The second piece in Arbós’s set is a habanera, the slow and seductive dance made famous by Georges Bizet’s Carmen. A habanera always features a prevailing, march-like rhythm: a dotted figure, plus two even notes. But above, the melody floats and plays with the tempo, forming a strong counterpoint with the stately bassline. In his movement, Arbós has all these usual elements, and he mixes in triplet passages that further destabilize the pulse. He also writes out the stately dotted gesture in different ways, suggesting improvised performance inflections. At the end of the dance, he artfully blends the dotted figures and triplets, decomposing the basic stuff of a habanera and re-synthesizing it into something quite sublime.
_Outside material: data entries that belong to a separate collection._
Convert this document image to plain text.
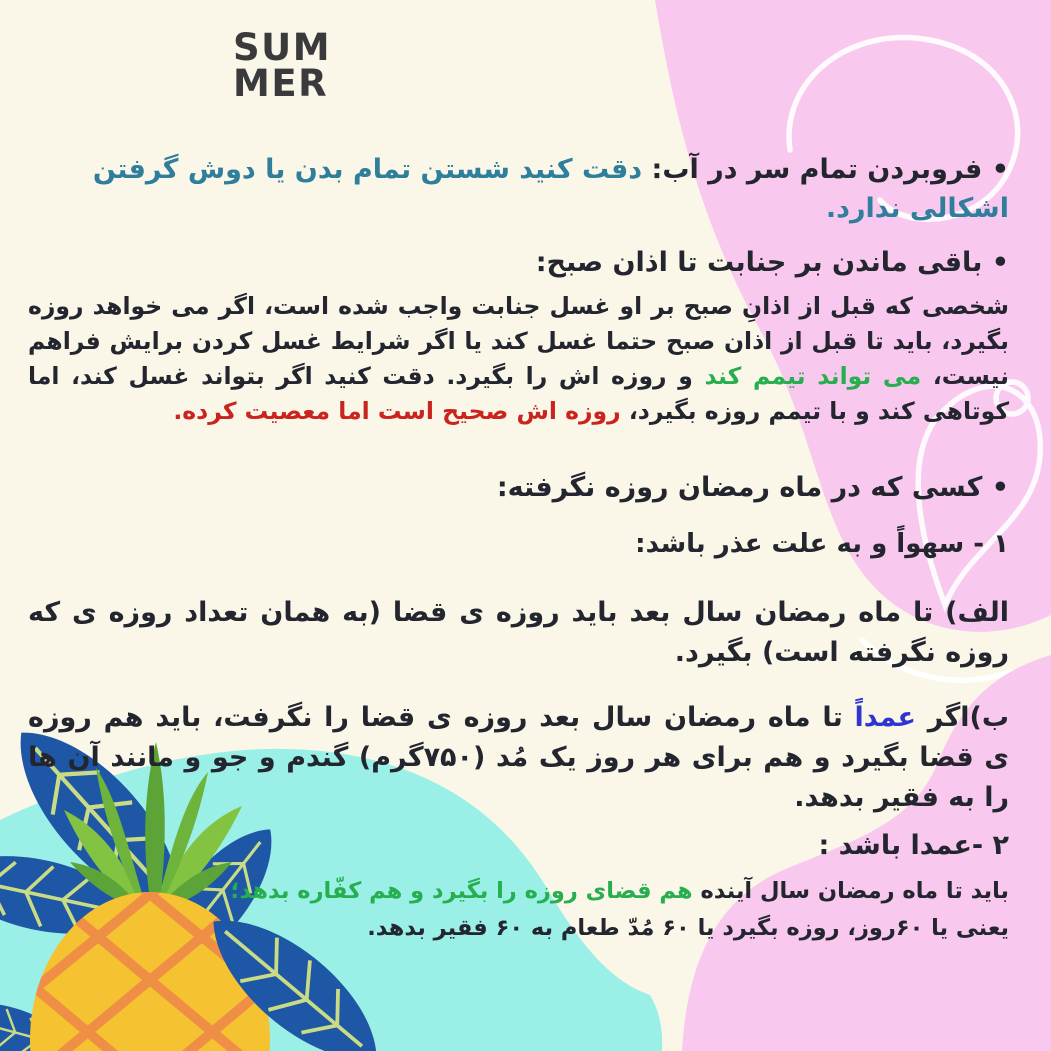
SUM
MER
• فروبردن تمام سر در آب: دقت کنید شستن تمام بدن یا دوش گرفتن اشکالی ندارد.
• باقی ماندن بر جنابت تا اذان صبح:
شخصی که قبل از اذانِ صبح بر او غسل جنابت واجب شده است، اگر می خواهد روزه بگیرد، باید تا قبل از اذان صبح حتما غسل کند یا اگر شرایط غسل کردن برایش فراهم نیست، می تواند تیمم کند و روزه اش را بگیرد. دقت کنید اگر بتواند غسل کند، اما کوتاهی کند و با تیمم روزه بگیرد، روزه اش صحیح است اما معصیت کرده.
• کسی که در ماه رمضان روزه نگرفته:
۱ - سهواً و به علت عذر باشد:
الف) تا ماه رمضان سال بعد باید روزه ی قضا (به همان تعداد روزه ی که روزه نگرفته است) بگیرد.
ب)اگر عمداً تا ماه رمضان سال بعد روزه ی قضا را نگرفت، باید هم روزه ی قضا بگیرد و هم برای هر روز یک مُد (۷۵۰گرم) گندم و جو و مانند آن ها را به فقیر بدهد.
۲ -عمدا باشد :
باید تا ماه رمضان سال آینده هم قضای روزه را بگیرد و هم کفّاره بدهد؛
یعنی یا ۶۰روز، روزه بگیرد یا ۶۰ مُدّ طعام به ۶۰ فقیر بدهد.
The finale of this trio, Seguidillas Gitanas, is an inflection of an Andalusian dance inspired by the Roma community based in Granada. A seguidilla, like a bolero, is in 3/4 time, and includes a lift before the second beat of the measure. But it is in a quick tempo, and generally positive in mood. Phrases often start on an empty beat, so the prevailing feeling is one of constant forward drive. Arbós links this movement together with the opening Bolero in different ways. The dance of the bolero evolved as a variant of the seguidilla, and here Arbós artfully turns this historical relationship into a source of organic continuity, lending the whole work a remarkable degree of coherence.